Monday, 6 March 2017

Titles by Val Tyler

I’m reaching the stage in my manuscript where a title would be useful. I know it’s not essential, but it would help me.

I could go down the Harry Potter or Jane Eyre route. Both characters are expertly named. Harry’s is an ordinary name for a far-from-ordinary boy. Jane sounds plain, with a touch of something extra in the surname, just like the heroine. In Rebecca it takes the entire book to find out what Rebecca was really like; at the same time we never learn the first name of her successor. Clever!

A more oblique way of naming a book for a character is found in The Woman in White. We meet her at the beginning of the story; she is pivotal to the plot, but it takes most of the book to find out why. In The Tenant of Wildfell Hall, the title alludes to the notion that although the tenant is central to the story, no one knows anything about her.

My story is about two people and so they should both be in the title. Romeo and Juliet works for Shakespeare, but probably not for me. Perhaps I could use The Prince and Pauper idea, but my main characters are not so easily categorised.

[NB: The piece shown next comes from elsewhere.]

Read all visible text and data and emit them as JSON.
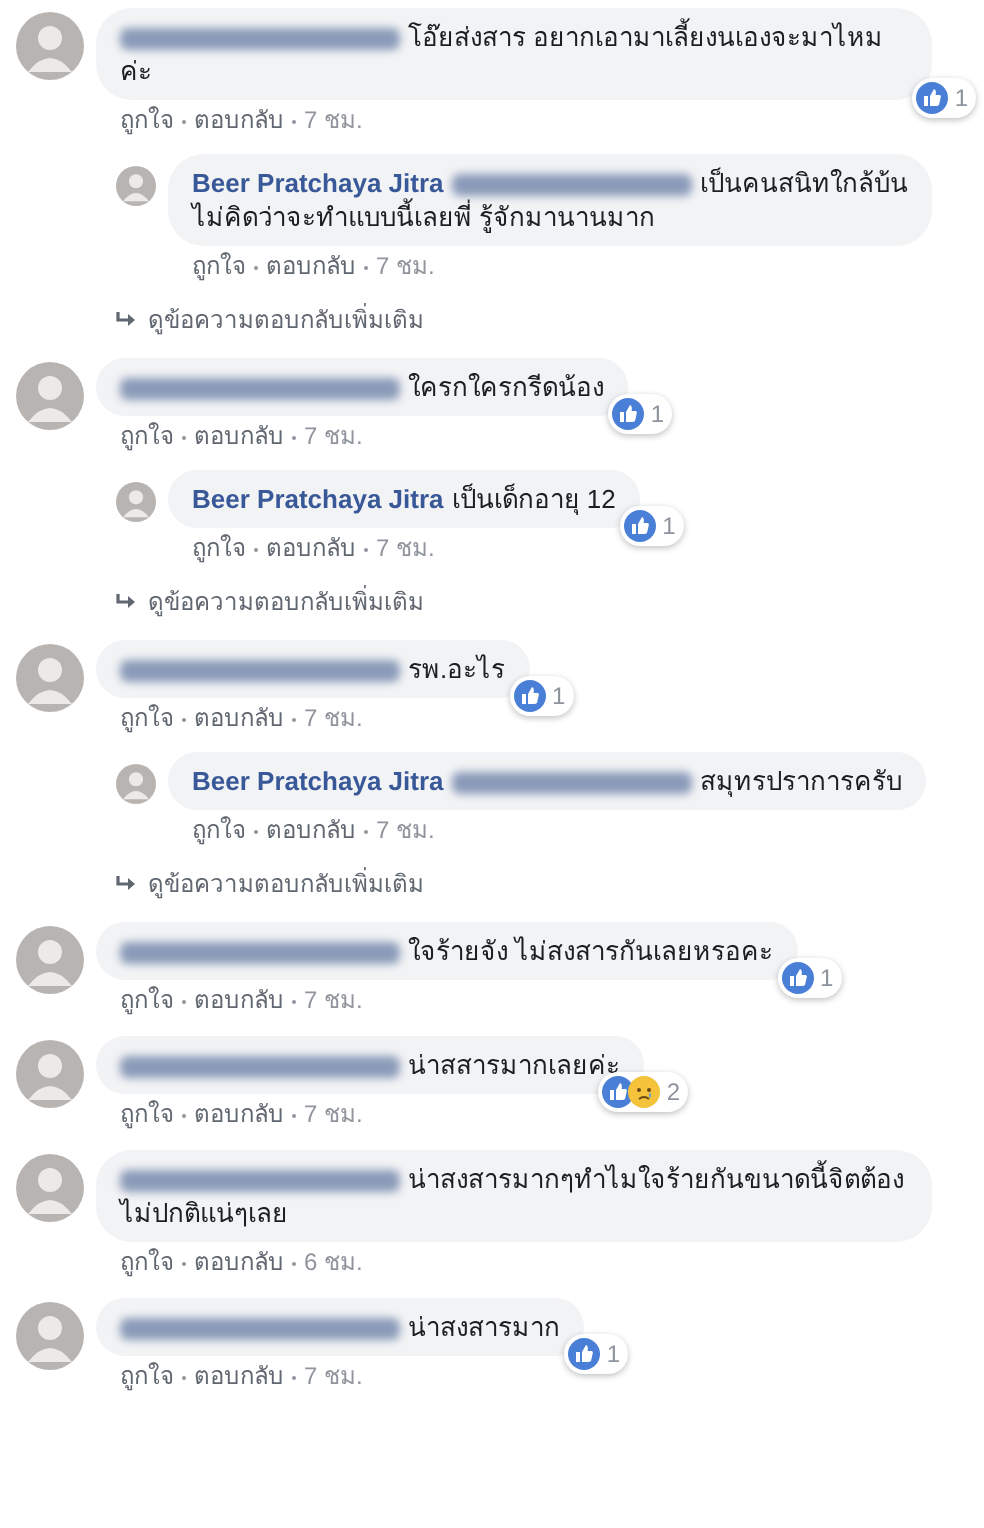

I could take my inspiration from Pride and Prejudice. Angry and Stubborn? No, I need alliteration. Snappy and Snotty? Artful and Ardent? I’d better keep thinking.

The 39 Steps is an important clue to solving the mystery. Do I have three or four words that are key to my story? I don’t think so. Austen, Adams and Eliot went for place names – Mansfield Park, Watership Down, Middlemarch. Kellerthrale is an important place in this story. Kellerthrale? Does that work?

How about taking an important object from the story like The Silver Sword. I do have something I could use, but if I give it away in the title it may spoil the read.

House of Cards is what I would call a clever title. It describes the book perfectly while giving nothing away. On the other hand My Family and Other Animals tells us everything about the book and yet I am still inspired to pick it up. Oh! for a title like, To Kill a Mockingbird or Of Mice and Men. Perhaps I’m simply not clever enough.

I’ve just discovered there are entire websites dedicated to finding titles, which is heart warming. I am not the only one who struggles. Perhaps I should take a look.


I may take some time.

11 comments:

tracy alexander said...

Yes, I too don't seem to have a talent for knowing what the title should be.

Dawn Finch said...

I am rubbish at titles. When I do school workshops I tell children that they don't have to come up with a title until the story is done, but one teacher stepped in and told me off for that. She said that "the title is the place to start" and all children had to write their title first.
What?! I've never managed to come up with a title before the story.

David Thorpe said...

What is the theme of your story? Would that help?

Lynne Benton said...

Lovely post, Val - and it's a problem faced by many of us! I find my titles either come instantly (sometimes even before the story!) or I have to struggle for ages to think of something that fits the story, without, as you say, giving away any secrets. And as for that teacher telling the children they have to write their title first... well! Words fail me! However, in the case of your book, I'm sure the right title will come to you eventually. Good luck!

Val Tyler said...

It's fabulous to realise I am not alone in this.

I do dislike it when teachers only have one way of approaching a subject. That's the whole point about learning. Your teacher, Dawn, clearly finds it easier to have a title first, where as we discover our title as we go along.

My story, David, is a YA fantasy adventure about two youngsters who separately discover they are not who they thought themselves to be. Over the course of the story, they have to come to terms with their revelations, learn to live with the changes and make a success of their new identities.

Lynne Benton said...

"Who Am I?" Would that work? Sounds a great story! I'm sure other people will come up with other, much better, ideas, but there's one for a starter.

Val Tyler said...

That's a good thought, Lynne. Thanks.

Rowena House said...

I feel for you! Titles are so hard. I tried one of those online generators & superficially they look good but then one realises they're very samey. Inevitably, I suppose. Maybe a working title a stepping stone to The One. Good luck!

Becca McCallum said...

I think I remember a discussion here (or maybe it was on the history girls website) about 1970s era book titles that featured an object + adjective e.g. 'The Peppermint Pig', 'The Stone Book' and things like that...

Becca McCallum said...

OK - it was bugging my enough for me to spend at least ten minutes searching through previous posts (and re-enjoying many a good read in the process!): it was was waaay back in Feb 2015 and it was Cathy Butler's 'Amazing Patented Title Generator' post. Myabe you could give that a try? ;)

Val Tyler said...

I agree, Rowena. I wasted more time that I should on them.

Thanks, Becca. That's a good thought. I'll give it a go.